Si les directives sont mises en œuvre selon les échéances fixées, le changement le plus important sera l’augmentation de la capacité des installations américaines à accueillir les opérations de lancement et de rentrée, ainsi que la réduction des goulets d’étranglement liés à la planification, à l’espace aérien et aux sites d’atterrissage ou de récupération. Cela concerne à la fois les opérateurs commerciaux et les organismes gouvernementaux, car la politique lie l’augmentation de la cadence à l’utilisation d’installations partagées et à un meilleur accès à celles-ci, plutôt qu’à une focalisation sur les seuls véhicules.
Soutien à l’industrie et aux services commerciaux
La politique charge le Bureau de la politique scientifique et technologique de coordonner, dans un délai de 180 jours, une stratégie pour la base industrielle des transports spatiaux, afin de soutenir une industrie vitale, compétitive et résiliente, avec une attention particulière au développement de la main-d’œuvre. Elle demande également un examen des politiques et programmes d’exportation dans un délai de 120 jours, puis tous les deux ans, afin de soutenir l’industrie américaine du lancement, tout en étudiant le recours par des prestataires de lancement étrangers aux installations américaines.
Le document réaffirme que le gouvernement doit lancer ses charges utiles sur des véhicules américains, sous réserve d’exceptions limitées, comme les accords de coopération internationale qui fournissent des lancements sans échange financier. Il préconise également le recours à des services de lancement commerciaux lorsque cela est possible, ainsi que la coordination par le département de la Défense et la NASA de l’acquisition de ces services.
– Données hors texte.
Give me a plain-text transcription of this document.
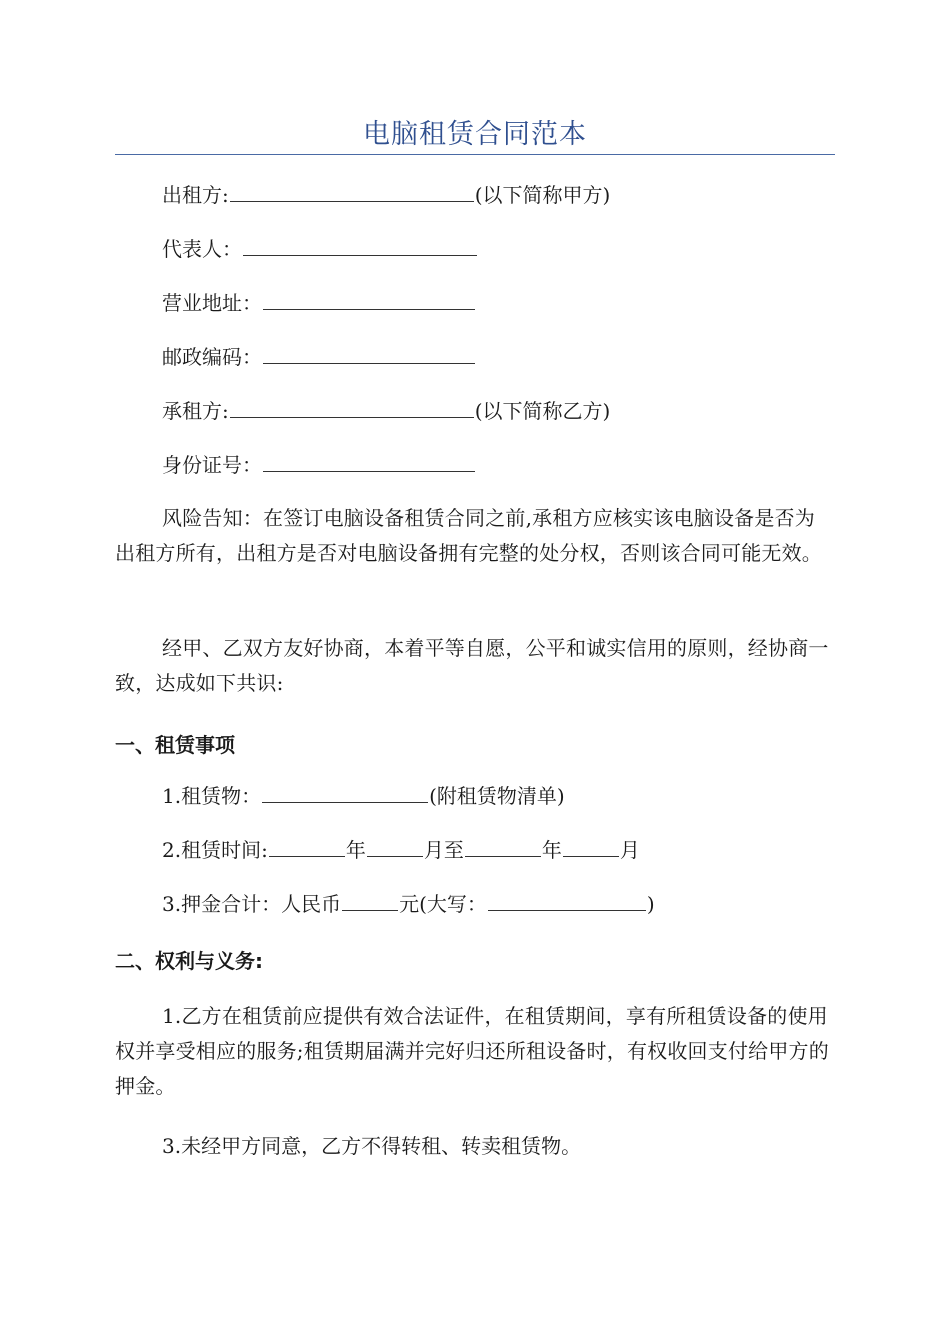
电脑租赁合同范本
出租方:	(以下简称甲方)
代表人：
营业地址：
邮政编码：
承租方:	(以下简称乙方)
身份证号：
风险告知：在签订电脑设备租赁合同之前,承租方应核实该电脑设备是否为出租方所有，出租方是否对电脑设备拥有完整的处分权，否则该合同可能无效。
经甲、乙双方友好协商，本着平等自愿，公平和诚实信用的原则，经协商一致，达成如下共识:
一、租赁事项
1.租赁物：	(附租赁物清单)
2.租赁时间:	年	月至	年	月
3.押金合计：人民币	元(大写：	)
二、权利与义务:
1.乙方在租赁前应提供有效合法证件，在租赁期间，享有所租赁设备的使用权并享受相应的服务;租赁期届满并完好归还所租设备时，有权收回支付给甲方的押金。
3.未经甲方同意，乙方不得转租、转卖租赁物。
Certaines dispositions vont au-delà de l’orbite terrestre : elles demandent à la NASA d’étendre les transports spatiaux commerciaux afin d’inclure une infrastructure logistique permettant d’atteindre la surface de la Lune et d’en revenir, et même d’étudier des infrastructures commerciales destinées à envoyer des humains à la surface de Mars et à les ramener sur Terre. Le département de la Défense doit également étudier des services de transport dans l’espace, tels que la maintenance des satellites, lors de la conception des architectures de mission, et soutenir les concepts de lancement rapide, réactif et résilient.
Cette politique s’inscrit dans une série de mesures américaines antérieures : un décret publié un an auparavant appelait à une forte augmentation de la cadence des lancements commerciaux d’ici 2030. Le 30 juillet, la Federal Aviation Administration a publié une règle proposée visant à exempter les licences de lancement et les ports spatiaux de 13 lois et réglementations environnementales fédérales, la période de consultation se poursuivant jusqu’à la fin du mois d’août. La politique spatiale nationale publiée par l’administration Trump en décembre comprenait également l’objectif d’accroître la cadence des lancements et des rentrées grâce à des installations nouvelles et modernisées, ainsi qu’à l’amélioration de l’efficacité et à une réforme réglementaire.